Unlabeled, Unordered Nasal Spray Left at Resident Bedside
Penalty
Summary
The deficiency involves the facility’s failure to ensure that medications were stored and labeled according to professional standards and facility policy for one resident. Facility policy required that medications and biologicals be stored in locked compartments, that only the issuing pharmacist authorize transfer of medications between containers, that medications be stored in an orderly manner with each resident’s medications assigned to an individual area, and that labels include the medication name, prescribed dose, strength, expiration date when applicable, resident’s name, route of administration, and appropriate instructions and precautions. The policy also specified that only the dispensing pharmacy may label or alter the label on a medication container or package. Resident R1, who was cognitively intact per a BIMS score of 15 and admitted with a diagnosis of acute respiratory failure, was observed to have a full bottle of Fluticasone Propionate nasal spray on the bedside table during a unit tour. The bottle did not have a label with the resident’s name, and review of the physician’s orders showed no order for Fluticasone Propionate nasal spray for this resident.

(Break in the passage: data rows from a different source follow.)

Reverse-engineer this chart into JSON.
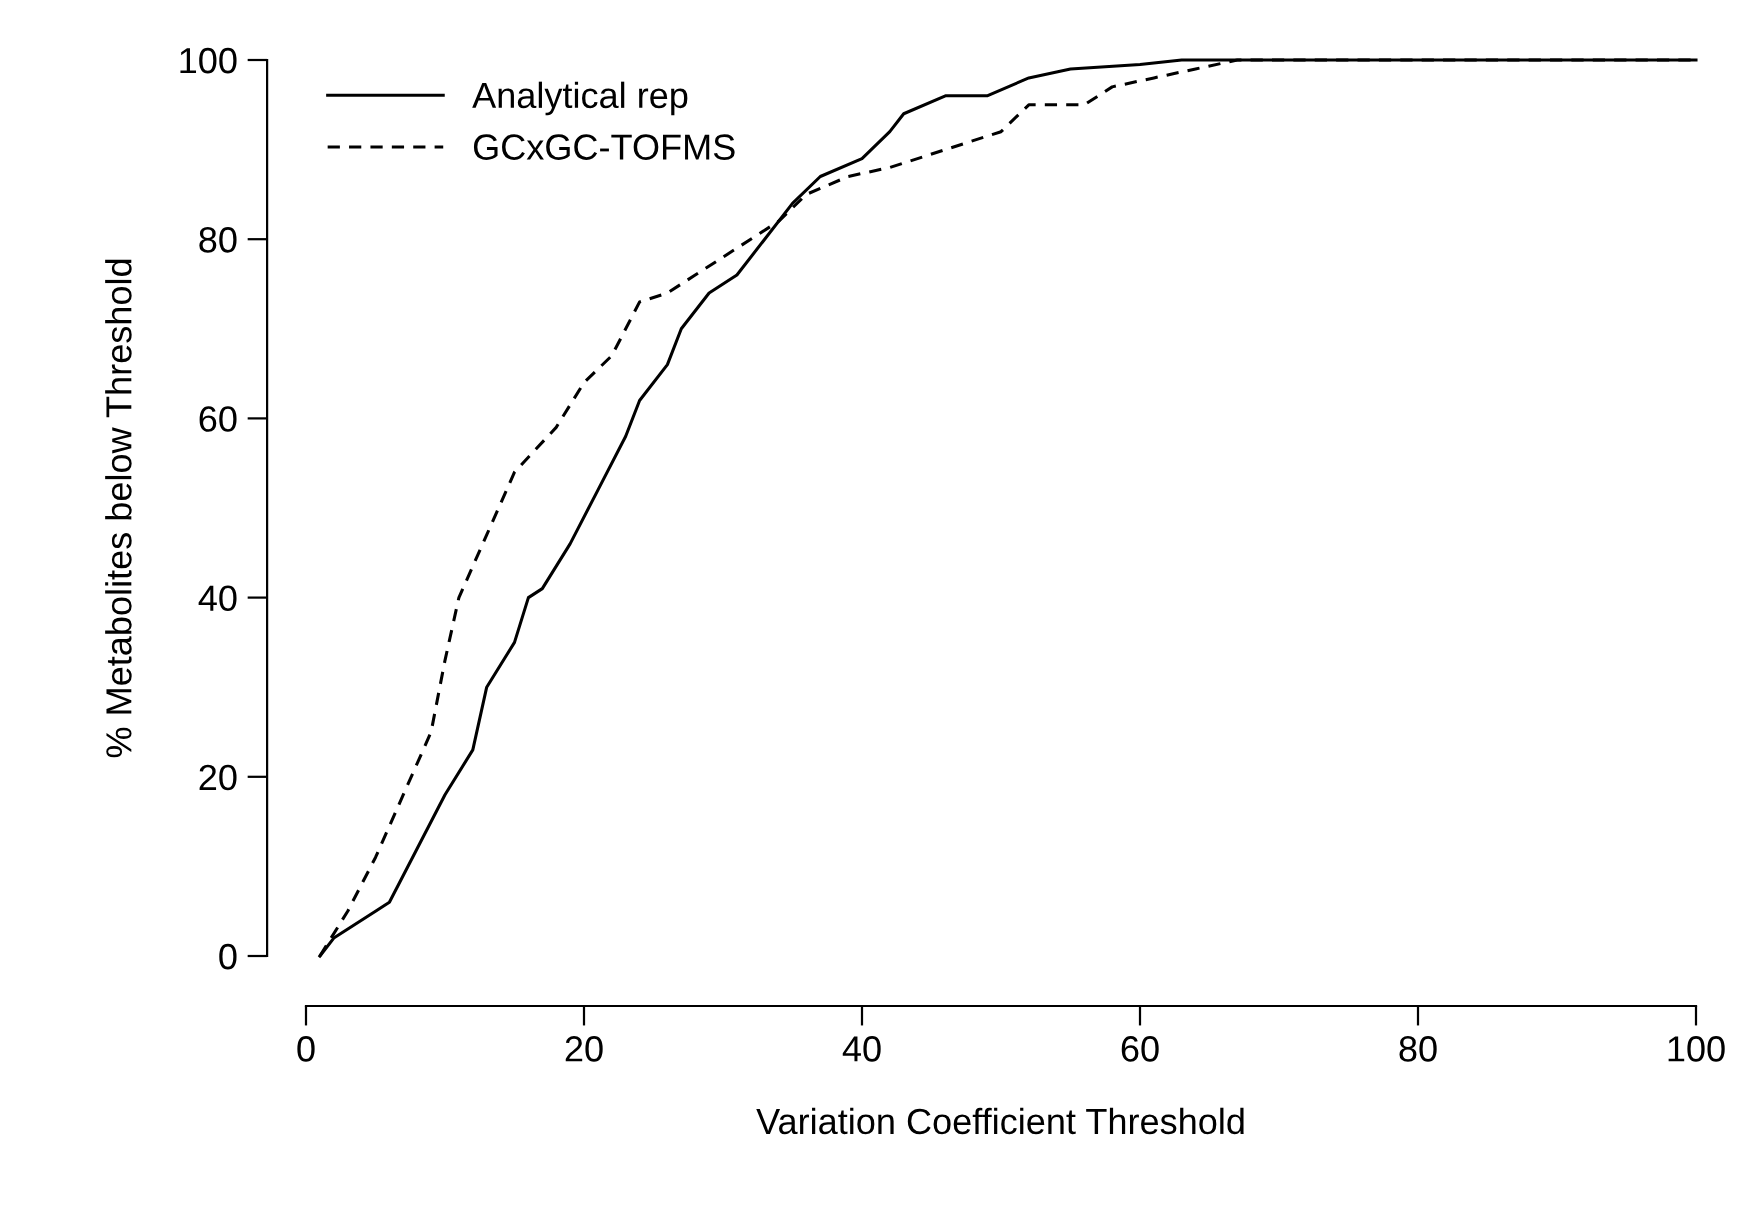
{
  "chart_data": {
    "type": "line",
    "xlabel": "Variation Coefficient Threshold",
    "ylabel": "% Metabolites below Threshold",
    "xlim": [
      0,
      100
    ],
    "ylim": [
      0,
      100
    ],
    "xticks": [
      0,
      20,
      40,
      60,
      80,
      100
    ],
    "yticks": [
      0,
      20,
      40,
      60,
      80,
      100
    ],
    "grid": false,
    "legend": "top left",
    "marker": "none",
    "series": [
      {
        "name": "Analytical rep",
        "color": "#000000",
        "line_style": "solid",
        "x": [
          1,
          2,
          5,
          6,
          8,
          10,
          12,
          13,
          15,
          16,
          17,
          19,
          21,
          23,
          24,
          26,
          27,
          29,
          31,
          33,
          35,
          37,
          40,
          42,
          43,
          46,
          49,
          52,
          55,
          60,
          63,
          67,
          100
        ],
        "values": [
          0,
          2,
          5,
          6,
          12,
          18,
          23,
          30,
          35,
          40,
          41,
          46,
          52,
          58,
          62,
          66,
          70,
          74,
          76,
          80,
          84,
          87,
          89,
          92,
          94,
          96,
          96,
          98,
          99,
          99.5,
          100,
          100,
          100
        ]
      },
      {
        "name": "GCxGC-TOFMS",
        "color": "#000000",
        "line_style": "dashed",
        "x": [
          1,
          3,
          5,
          7,
          9,
          10,
          11,
          13,
          15,
          18,
          20,
          22,
          24,
          26,
          28,
          31,
          34,
          36,
          39,
          42,
          46,
          50,
          52,
          56,
          58,
          61,
          64,
          67,
          100
        ],
        "values": [
          0,
          5,
          11,
          18,
          25,
          33,
          40,
          47,
          54,
          59,
          64,
          67,
          73,
          74,
          76,
          79,
          82,
          85,
          87,
          88,
          90,
          92,
          95,
          95,
          97,
          98,
          99,
          100,
          100
        ]
      }
    ]
  }
}
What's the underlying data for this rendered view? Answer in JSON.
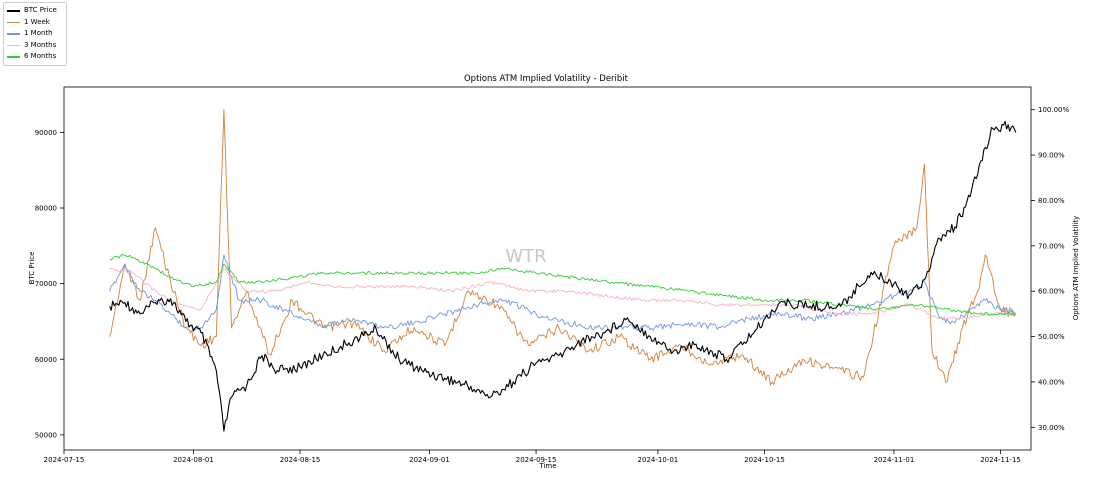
{
  "chart_data": {
    "type": "line",
    "title": "Options ATM Implied Volatility - Deribit",
    "xlabel": "Time",
    "ylabel_left": "BTC Price",
    "ylabel_right": "Options ATM Implied Volatility",
    "watermark": "WTR",
    "x_range": [
      "2024-07-15",
      "2024-11-19"
    ],
    "ylim_left": [
      48000,
      96000
    ],
    "ylim_right": [
      0.25,
      1.05
    ],
    "x_ticks": [
      "2024-07-15",
      "2024-08-01",
      "2024-08-15",
      "2024-09-01",
      "2024-09-15",
      "2024-10-01",
      "2024-10-15",
      "2024-11-01",
      "2024-11-15"
    ],
    "y_left_ticks": [
      "50000",
      "60000",
      "70000",
      "80000",
      "90000"
    ],
    "y_right_ticks": [
      "30.00%",
      "40.00%",
      "50.00%",
      "60.00%",
      "70.00%",
      "80.00%",
      "90.00%",
      "100.00%"
    ],
    "grid": false,
    "legend_position": "top-left",
    "series": [
      {
        "name": "BTC Price",
        "color": "#000000",
        "axis": "left",
        "x": [
          "2024-07-21",
          "2024-07-23",
          "2024-07-25",
          "2024-07-27",
          "2024-07-29",
          "2024-07-31",
          "2024-08-02",
          "2024-08-04",
          "2024-08-05",
          "2024-08-06",
          "2024-08-08",
          "2024-08-10",
          "2024-08-12",
          "2024-08-15",
          "2024-08-18",
          "2024-08-21",
          "2024-08-25",
          "2024-08-28",
          "2024-08-31",
          "2024-09-03",
          "2024-09-06",
          "2024-09-09",
          "2024-09-12",
          "2024-09-15",
          "2024-09-18",
          "2024-09-21",
          "2024-09-24",
          "2024-09-27",
          "2024-09-30",
          "2024-10-03",
          "2024-10-06",
          "2024-10-10",
          "2024-10-14",
          "2024-10-17",
          "2024-10-21",
          "2024-10-25",
          "2024-10-29",
          "2024-11-01",
          "2024-11-03",
          "2024-11-05",
          "2024-11-07",
          "2024-11-09",
          "2024-11-11",
          "2024-11-13",
          "2024-11-14",
          "2024-11-16",
          "2024-11-17"
        ],
        "values": [
          67000,
          67500,
          66000,
          67500,
          68000,
          65000,
          63500,
          58500,
          50500,
          55000,
          56500,
          60500,
          58500,
          59000,
          60500,
          62000,
          64000,
          60000,
          58500,
          57500,
          56500,
          55000,
          57000,
          59500,
          60500,
          62500,
          63500,
          65500,
          63000,
          61000,
          62000,
          60000,
          64000,
          67500,
          67000,
          67000,
          71500,
          70000,
          68500,
          70500,
          76000,
          77500,
          81500,
          88000,
          90500,
          91000,
          90000
        ]
      },
      {
        "name": "1 Week",
        "color": "#d2813a",
        "axis": "right",
        "x": [
          "2024-07-21",
          "2024-07-23",
          "2024-07-25",
          "2024-07-27",
          "2024-07-29",
          "2024-07-31",
          "2024-08-02",
          "2024-08-04",
          "2024-08-05",
          "2024-08-06",
          "2024-08-08",
          "2024-08-11",
          "2024-08-14",
          "2024-08-18",
          "2024-08-22",
          "2024-08-26",
          "2024-08-30",
          "2024-09-03",
          "2024-09-06",
          "2024-09-10",
          "2024-09-14",
          "2024-09-18",
          "2024-09-22",
          "2024-09-26",
          "2024-09-30",
          "2024-10-04",
          "2024-10-08",
          "2024-10-12",
          "2024-10-16",
          "2024-10-20",
          "2024-10-24",
          "2024-10-28",
          "2024-11-01",
          "2024-11-04",
          "2024-11-05",
          "2024-11-06",
          "2024-11-08",
          "2024-11-10",
          "2024-11-12",
          "2024-11-13",
          "2024-11-15",
          "2024-11-17"
        ],
        "values": [
          0.5,
          0.66,
          0.58,
          0.74,
          0.62,
          0.52,
          0.48,
          0.5,
          1.0,
          0.52,
          0.6,
          0.46,
          0.58,
          0.52,
          0.53,
          0.47,
          0.52,
          0.48,
          0.6,
          0.57,
          0.48,
          0.52,
          0.47,
          0.5,
          0.45,
          0.48,
          0.44,
          0.46,
          0.4,
          0.45,
          0.43,
          0.41,
          0.7,
          0.74,
          0.88,
          0.47,
          0.4,
          0.52,
          0.6,
          0.68,
          0.56,
          0.55
        ]
      },
      {
        "name": "1 Month",
        "color": "#6f97e3",
        "axis": "right",
        "x": [
          "2024-07-21",
          "2024-07-23",
          "2024-07-25",
          "2024-07-27",
          "2024-07-29",
          "2024-07-31",
          "2024-08-02",
          "2024-08-04",
          "2024-08-05",
          "2024-08-07",
          "2024-08-10",
          "2024-08-14",
          "2024-08-18",
          "2024-08-22",
          "2024-08-26",
          "2024-08-30",
          "2024-09-03",
          "2024-09-07",
          "2024-09-11",
          "2024-09-15",
          "2024-09-19",
          "2024-09-23",
          "2024-09-27",
          "2024-10-01",
          "2024-10-05",
          "2024-10-09",
          "2024-10-13",
          "2024-10-17",
          "2024-10-21",
          "2024-10-25",
          "2024-10-29",
          "2024-11-01",
          "2024-11-03",
          "2024-11-05",
          "2024-11-07",
          "2024-11-09",
          "2024-11-11",
          "2024-11-13",
          "2024-11-15",
          "2024-11-17"
        ],
        "values": [
          0.6,
          0.66,
          0.6,
          0.58,
          0.55,
          0.52,
          0.52,
          0.56,
          0.68,
          0.58,
          0.58,
          0.55,
          0.52,
          0.54,
          0.52,
          0.53,
          0.55,
          0.57,
          0.58,
          0.55,
          0.53,
          0.52,
          0.52,
          0.52,
          0.53,
          0.52,
          0.54,
          0.55,
          0.54,
          0.55,
          0.57,
          0.59,
          0.6,
          0.62,
          0.54,
          0.53,
          0.56,
          0.58,
          0.56,
          0.55
        ]
      },
      {
        "name": "3 Months",
        "color": "#f7b3c0",
        "axis": "right",
        "x": [
          "2024-07-21",
          "2024-07-24",
          "2024-07-27",
          "2024-07-30",
          "2024-08-02",
          "2024-08-05",
          "2024-08-08",
          "2024-08-12",
          "2024-08-16",
          "2024-08-20",
          "2024-08-25",
          "2024-08-30",
          "2024-09-04",
          "2024-09-09",
          "2024-09-14",
          "2024-09-19",
          "2024-09-24",
          "2024-09-29",
          "2024-10-04",
          "2024-10-09",
          "2024-10-14",
          "2024-10-19",
          "2024-10-24",
          "2024-10-29",
          "2024-11-03",
          "2024-11-07",
          "2024-11-10",
          "2024-11-13",
          "2024-11-17"
        ],
        "values": [
          0.65,
          0.64,
          0.6,
          0.57,
          0.56,
          0.65,
          0.6,
          0.6,
          0.62,
          0.61,
          0.61,
          0.61,
          0.6,
          0.62,
          0.6,
          0.6,
          0.59,
          0.58,
          0.58,
          0.57,
          0.57,
          0.57,
          0.55,
          0.55,
          0.57,
          0.54,
          0.54,
          0.55,
          0.55
        ]
      },
      {
        "name": "6 Months",
        "color": "#33cc33",
        "axis": "right",
        "x": [
          "2024-07-21",
          "2024-07-23",
          "2024-07-26",
          "2024-07-29",
          "2024-08-01",
          "2024-08-04",
          "2024-08-05",
          "2024-08-07",
          "2024-08-10",
          "2024-08-14",
          "2024-08-18",
          "2024-08-22",
          "2024-08-26",
          "2024-08-30",
          "2024-09-03",
          "2024-09-07",
          "2024-09-11",
          "2024-09-15",
          "2024-09-20",
          "2024-09-25",
          "2024-09-30",
          "2024-10-05",
          "2024-10-10",
          "2024-10-15",
          "2024-10-20",
          "2024-10-25",
          "2024-10-30",
          "2024-11-04",
          "2024-11-08",
          "2024-11-12",
          "2024-11-17"
        ],
        "values": [
          0.67,
          0.68,
          0.66,
          0.63,
          0.61,
          0.62,
          0.66,
          0.62,
          0.62,
          0.63,
          0.64,
          0.64,
          0.64,
          0.64,
          0.64,
          0.64,
          0.65,
          0.64,
          0.63,
          0.62,
          0.61,
          0.6,
          0.59,
          0.58,
          0.58,
          0.57,
          0.56,
          0.57,
          0.56,
          0.55,
          0.55
        ]
      }
    ]
  }
}
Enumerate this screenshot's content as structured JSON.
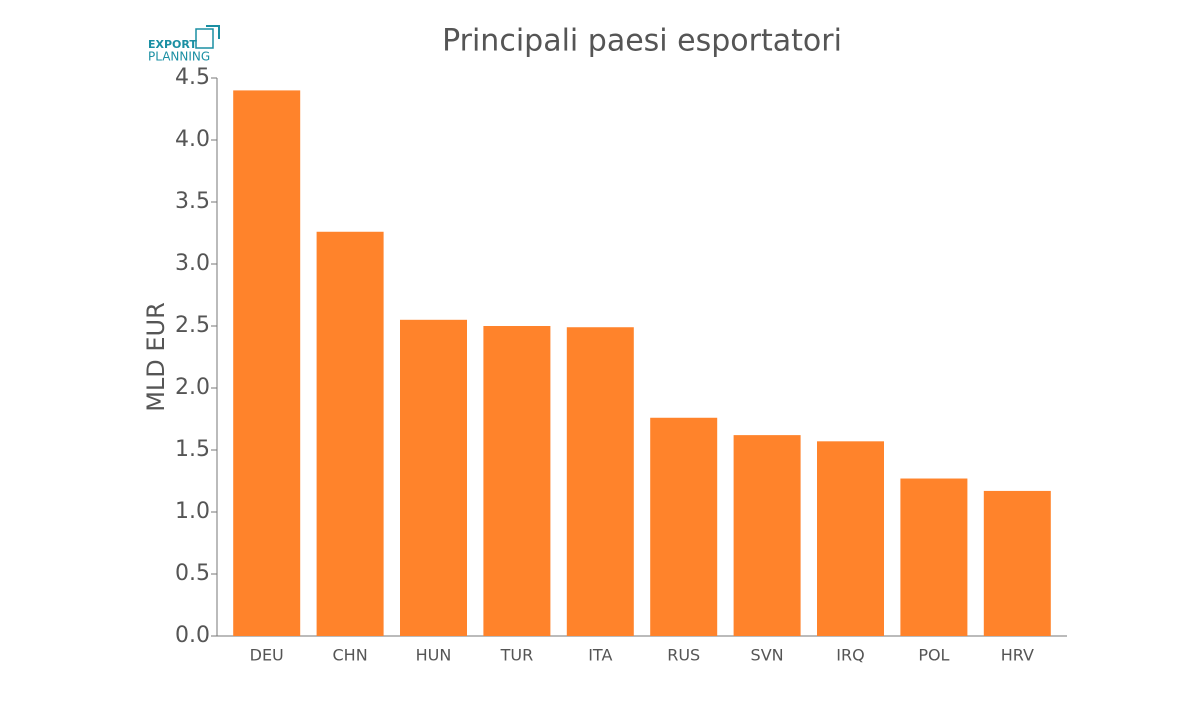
{
  "logo": {
    "line1": "EXPORT",
    "line2": "PLANNING"
  },
  "chart_data": {
    "type": "bar",
    "title": "Principali paesi esportatori",
    "y_label": "MLD EUR",
    "categories": [
      "DEU",
      "CHN",
      "HUN",
      "TUR",
      "ITA",
      "RUS",
      "SVN",
      "IRQ",
      "POL",
      "HRV"
    ],
    "values": [
      4.4,
      3.26,
      2.55,
      2.5,
      2.49,
      1.76,
      1.62,
      1.57,
      1.27,
      1.17
    ],
    "color": "#ff832b",
    "ylim": [
      0,
      4.5
    ],
    "yticks": [
      {
        "value": 0,
        "label": "0.0"
      },
      0.5,
      {
        "value": 1,
        "label": "1.0"
      },
      1.5,
      {
        "value": 2,
        "label": "2.0"
      },
      2.5,
      {
        "value": 3,
        "label": "3.0"
      },
      3.5,
      {
        "value": 4,
        "label": "4.0"
      },
      4.5
    ],
    "grid": false
  }
}
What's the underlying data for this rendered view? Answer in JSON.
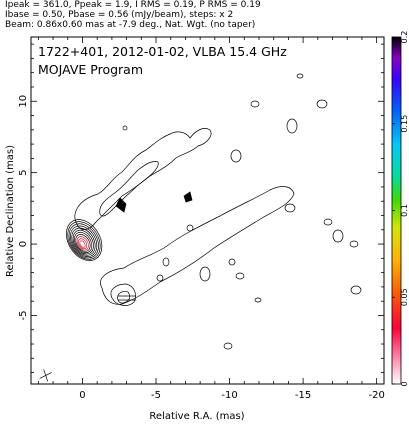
{
  "header": {
    "line1": "Ipeak = 361.0, Ppeak = 1.9, I RMS = 0.19, P RMS = 0.19",
    "line2": "Ibase = 0.50, Pbase = 0.56 (mJy/beam), steps: x 2",
    "line3": "Beam: 0.86x0.60 mas at -7.9 deg., Nat. Wgt. (no taper)"
  },
  "chart_data": {
    "type": "contour-map",
    "title": "1722+401, 2012-01-02, VLBA 15.4 GHz",
    "subtitle": "MOJAVE Program",
    "xlabel": "Relative R.A. (mas)",
    "ylabel": "Relative Declination (mas)",
    "xlim": [
      3.5,
      -20.5
    ],
    "ylim": [
      -9.8,
      14.5
    ],
    "x_axis_reversed": true,
    "x_ticks": [
      0,
      -5,
      -10,
      -15,
      -20
    ],
    "x_tick_labels": [
      "0",
      "-5",
      "-10",
      "-15",
      "-20"
    ],
    "y_ticks": [
      -5,
      0,
      5,
      10
    ],
    "y_tick_labels": [
      "-5",
      "0",
      "5",
      "10"
    ],
    "colorbar": {
      "range": [
        0,
        0.2
      ],
      "ticks": [
        0,
        0.05,
        0.1,
        0.15,
        0.2
      ],
      "tick_labels": [
        "0",
        "0.05",
        "0.1",
        "0.15",
        "0.2"
      ]
    },
    "core": {
      "x": 0,
      "y": 0
    },
    "contour_count": 11,
    "beam_marker": {
      "x": 2.5,
      "y": -9.2
    }
  }
}
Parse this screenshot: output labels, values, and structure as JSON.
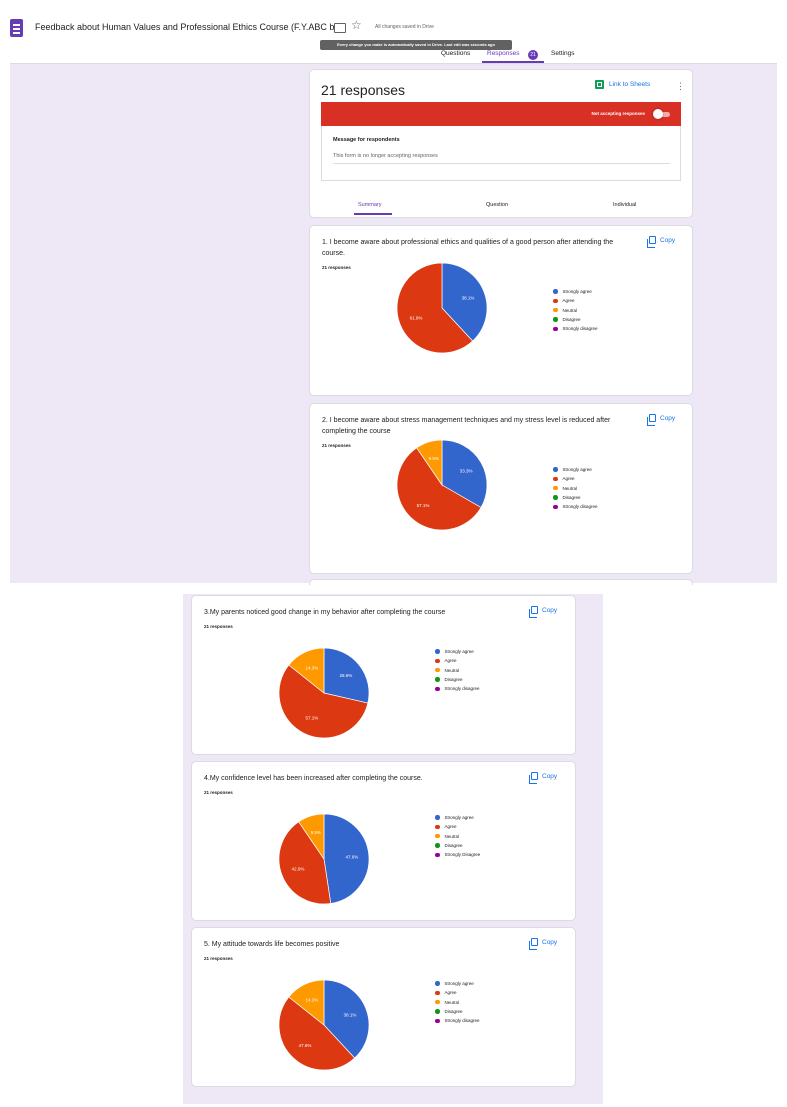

The resident reported that the physician had given the nasal spray the previous day. The ADON and a licensed nurse confirmed that the unlabeled Fluticasone Propionate nasal spray was present at the bedside and that there was no physician’s order for it. A follow-up observation with the DON again found the same unlabeled, full nasal spray bottle at the bedside, confirming that the medication was not stored in a locked compartment and was not labeled in accordance with facility policy and professional standards.